Although there is no record of Harriot getting married, Dunn Belk is related to Harriot through a son born out of wedlock to Margaret Grimditch, who, in records, is said to have moved to Ireland with Harriot as “his family.”
Dunn Belk says she is part of the 13th-generation of Harriot (or Harriott) descendants and is actively involved in preserving history related to the Harriot legacy.
“Thomas Harriot played a key role in England’s ‘Age of Exploration,’ but his contributions are not contained to his advancement of math and science, nor to the service to the queen in the mid-Atlantic region of the 16th century world,” said Dunn Belk.
Harriot’s son Thomas (the younger) was among the first settlers to colonize Bermuda in the early 1600s, and with his family, eventually settled at Salt Cay Island, a small island in the southeast Turks and Caicos.
The Salt Islands – Grand Turk, Salt Cay and South Caicos – are known for their export of sea salt, an important preservative during the 17th and 18th centuries.
The Harriot family cultivated the salt trade, which continues today under the name of Morton’s Salt. Harriot’s “White House,” which Dunn Belk and her brother inherited after their father’s passing, still stands on the island and is said to be the largest remaining relic of the salt industry.
She said the Harriot family was known to produce “salt so pure you can see through it like a piece of glass.”
However, with the decline of the salt industry in the late 19th century, Dunn Belk said Salt Cay became like Colonial Williamsburg.
“It is a land that time forgot,” she said.
Later, the house was used as a setting for the 1941 movie “Bahama Passage.”
In 1585, during the exploration of the New World and Britain’s preparation for settlement of Jamestown, Virginia, Harriot (senior) took ginger from the Caribbean to Great Britain. He developed and popularized fermented ginger beer, the first of the British to make beer in the Western Hemisphere.

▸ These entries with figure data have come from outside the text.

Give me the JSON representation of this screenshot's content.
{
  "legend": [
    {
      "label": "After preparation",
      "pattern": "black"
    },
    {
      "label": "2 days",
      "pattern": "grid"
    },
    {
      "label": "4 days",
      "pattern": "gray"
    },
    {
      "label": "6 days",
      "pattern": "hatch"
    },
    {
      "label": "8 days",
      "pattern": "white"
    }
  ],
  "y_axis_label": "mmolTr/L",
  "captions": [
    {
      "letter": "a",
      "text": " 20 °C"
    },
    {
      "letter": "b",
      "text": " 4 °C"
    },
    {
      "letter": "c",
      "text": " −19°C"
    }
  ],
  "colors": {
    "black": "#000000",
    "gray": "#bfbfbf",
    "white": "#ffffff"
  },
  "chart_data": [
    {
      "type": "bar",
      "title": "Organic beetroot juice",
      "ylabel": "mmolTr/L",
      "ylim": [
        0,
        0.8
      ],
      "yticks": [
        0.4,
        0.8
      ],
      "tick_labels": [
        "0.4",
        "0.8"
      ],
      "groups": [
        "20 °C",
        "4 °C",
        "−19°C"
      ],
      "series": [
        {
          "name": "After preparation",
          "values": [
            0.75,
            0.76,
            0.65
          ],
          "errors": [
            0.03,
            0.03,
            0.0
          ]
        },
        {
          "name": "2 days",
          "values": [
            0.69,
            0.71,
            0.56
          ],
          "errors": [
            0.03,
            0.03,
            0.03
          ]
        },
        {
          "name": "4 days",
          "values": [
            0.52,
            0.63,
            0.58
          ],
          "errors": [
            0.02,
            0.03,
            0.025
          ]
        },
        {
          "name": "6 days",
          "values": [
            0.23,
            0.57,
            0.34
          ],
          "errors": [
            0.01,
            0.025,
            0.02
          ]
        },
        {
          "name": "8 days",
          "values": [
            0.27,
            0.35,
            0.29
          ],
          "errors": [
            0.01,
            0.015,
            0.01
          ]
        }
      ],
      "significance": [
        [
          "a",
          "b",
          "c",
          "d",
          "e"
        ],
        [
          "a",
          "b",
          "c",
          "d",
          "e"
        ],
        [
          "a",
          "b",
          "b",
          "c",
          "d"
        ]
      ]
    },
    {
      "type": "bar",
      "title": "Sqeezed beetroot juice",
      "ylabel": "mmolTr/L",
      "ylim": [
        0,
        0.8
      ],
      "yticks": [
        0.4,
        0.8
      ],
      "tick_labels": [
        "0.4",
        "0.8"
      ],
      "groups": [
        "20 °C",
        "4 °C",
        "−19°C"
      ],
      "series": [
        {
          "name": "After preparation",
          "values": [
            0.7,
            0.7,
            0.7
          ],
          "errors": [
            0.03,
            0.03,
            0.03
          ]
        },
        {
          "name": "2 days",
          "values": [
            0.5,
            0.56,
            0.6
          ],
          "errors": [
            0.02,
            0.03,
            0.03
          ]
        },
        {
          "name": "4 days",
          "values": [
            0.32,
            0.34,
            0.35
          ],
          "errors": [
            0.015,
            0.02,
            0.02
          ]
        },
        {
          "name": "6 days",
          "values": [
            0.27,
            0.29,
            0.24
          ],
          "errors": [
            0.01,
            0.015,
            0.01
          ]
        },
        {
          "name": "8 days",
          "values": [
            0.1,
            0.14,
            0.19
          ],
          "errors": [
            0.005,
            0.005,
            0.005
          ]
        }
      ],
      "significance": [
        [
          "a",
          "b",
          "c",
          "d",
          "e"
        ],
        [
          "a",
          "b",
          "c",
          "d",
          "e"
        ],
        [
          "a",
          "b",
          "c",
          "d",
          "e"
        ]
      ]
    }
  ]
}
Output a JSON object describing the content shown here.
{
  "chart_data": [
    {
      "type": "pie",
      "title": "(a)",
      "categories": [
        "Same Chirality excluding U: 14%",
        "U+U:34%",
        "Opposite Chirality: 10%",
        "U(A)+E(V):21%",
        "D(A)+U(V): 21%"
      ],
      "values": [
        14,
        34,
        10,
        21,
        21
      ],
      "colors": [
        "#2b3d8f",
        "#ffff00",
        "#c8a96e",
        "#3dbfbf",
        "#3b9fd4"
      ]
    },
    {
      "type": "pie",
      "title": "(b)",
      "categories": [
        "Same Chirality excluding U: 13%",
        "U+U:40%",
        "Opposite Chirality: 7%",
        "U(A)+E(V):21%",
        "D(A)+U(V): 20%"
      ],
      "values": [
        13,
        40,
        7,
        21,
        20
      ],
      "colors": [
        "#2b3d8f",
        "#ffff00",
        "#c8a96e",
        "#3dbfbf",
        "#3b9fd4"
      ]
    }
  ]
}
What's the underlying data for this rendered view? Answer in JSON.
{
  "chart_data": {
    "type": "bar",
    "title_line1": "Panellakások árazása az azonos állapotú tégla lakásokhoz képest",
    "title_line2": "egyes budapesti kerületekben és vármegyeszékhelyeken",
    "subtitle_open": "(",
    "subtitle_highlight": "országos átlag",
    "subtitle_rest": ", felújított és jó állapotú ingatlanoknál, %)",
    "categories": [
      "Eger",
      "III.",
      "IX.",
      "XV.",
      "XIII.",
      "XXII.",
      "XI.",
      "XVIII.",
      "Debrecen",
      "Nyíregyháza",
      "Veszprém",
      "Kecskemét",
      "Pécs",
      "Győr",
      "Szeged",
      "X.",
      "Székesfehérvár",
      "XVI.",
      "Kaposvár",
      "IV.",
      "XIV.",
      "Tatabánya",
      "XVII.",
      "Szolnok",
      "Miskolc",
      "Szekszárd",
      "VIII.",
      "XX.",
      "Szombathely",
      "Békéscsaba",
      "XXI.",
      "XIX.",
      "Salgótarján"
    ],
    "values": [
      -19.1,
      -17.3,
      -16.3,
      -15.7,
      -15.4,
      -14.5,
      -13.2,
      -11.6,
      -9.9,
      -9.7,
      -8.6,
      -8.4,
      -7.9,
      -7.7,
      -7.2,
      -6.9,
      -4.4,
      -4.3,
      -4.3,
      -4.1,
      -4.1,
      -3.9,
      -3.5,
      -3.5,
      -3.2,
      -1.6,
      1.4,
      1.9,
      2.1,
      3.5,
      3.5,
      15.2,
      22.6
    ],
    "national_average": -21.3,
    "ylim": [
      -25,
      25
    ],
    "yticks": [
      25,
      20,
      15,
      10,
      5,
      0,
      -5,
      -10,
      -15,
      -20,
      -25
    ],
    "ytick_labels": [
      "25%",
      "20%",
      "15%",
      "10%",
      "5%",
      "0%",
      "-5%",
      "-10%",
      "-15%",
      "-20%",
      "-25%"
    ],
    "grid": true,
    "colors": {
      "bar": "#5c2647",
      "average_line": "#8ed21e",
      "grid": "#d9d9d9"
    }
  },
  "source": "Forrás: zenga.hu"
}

Dunn Belk, after learning of the connection to ginger beer, began the process of re-popularizing the local product by changing the formula to allow for greater shelf life and commercial viability. She is President and CEO of the British West Indies Trading Company Ltd., which makes the fermented low alcohol ginger beer she re-formulated under the name of Islander Ginger Beer.
She concluded her talk by re-emphasizing Harriot’s multi-faceted intellect and mentioned how important one’s family is to future generations.
“Everything that I shared with you today illustrates his [Harriot’s] keen intellect and pioneering spirt that continue to live on through the centuries. These enterprises, and the brilliant mind behind them, are also part of his enduring legacy.”
Every family has an amazing history behind it. We are all, in our own way, standing on the shoulders of giants, all of whom faced great risk, hardship and sacrifice, which made our lives possible today,” she said.
Dunn Belk is married to William “Bill” Irwin Belk, descendant of the Belk department store founder, and daughter-in-law of Irwin “Ike” and Carol Belk. The Belk name is a familiar one at ECU, found on the former Belk Residence Hall, now Gateway, and the Carol G. Belk Building.
Dunn Belk’s career has led her to positions on both the west and east coasts. She now resides in Charlotte, where she helps manage her family farm and supports open space preservation. With dual citizenship in the United States and the Turks and Caicos Islands, Dunn Belk continues to research and preserve her Harriot family story.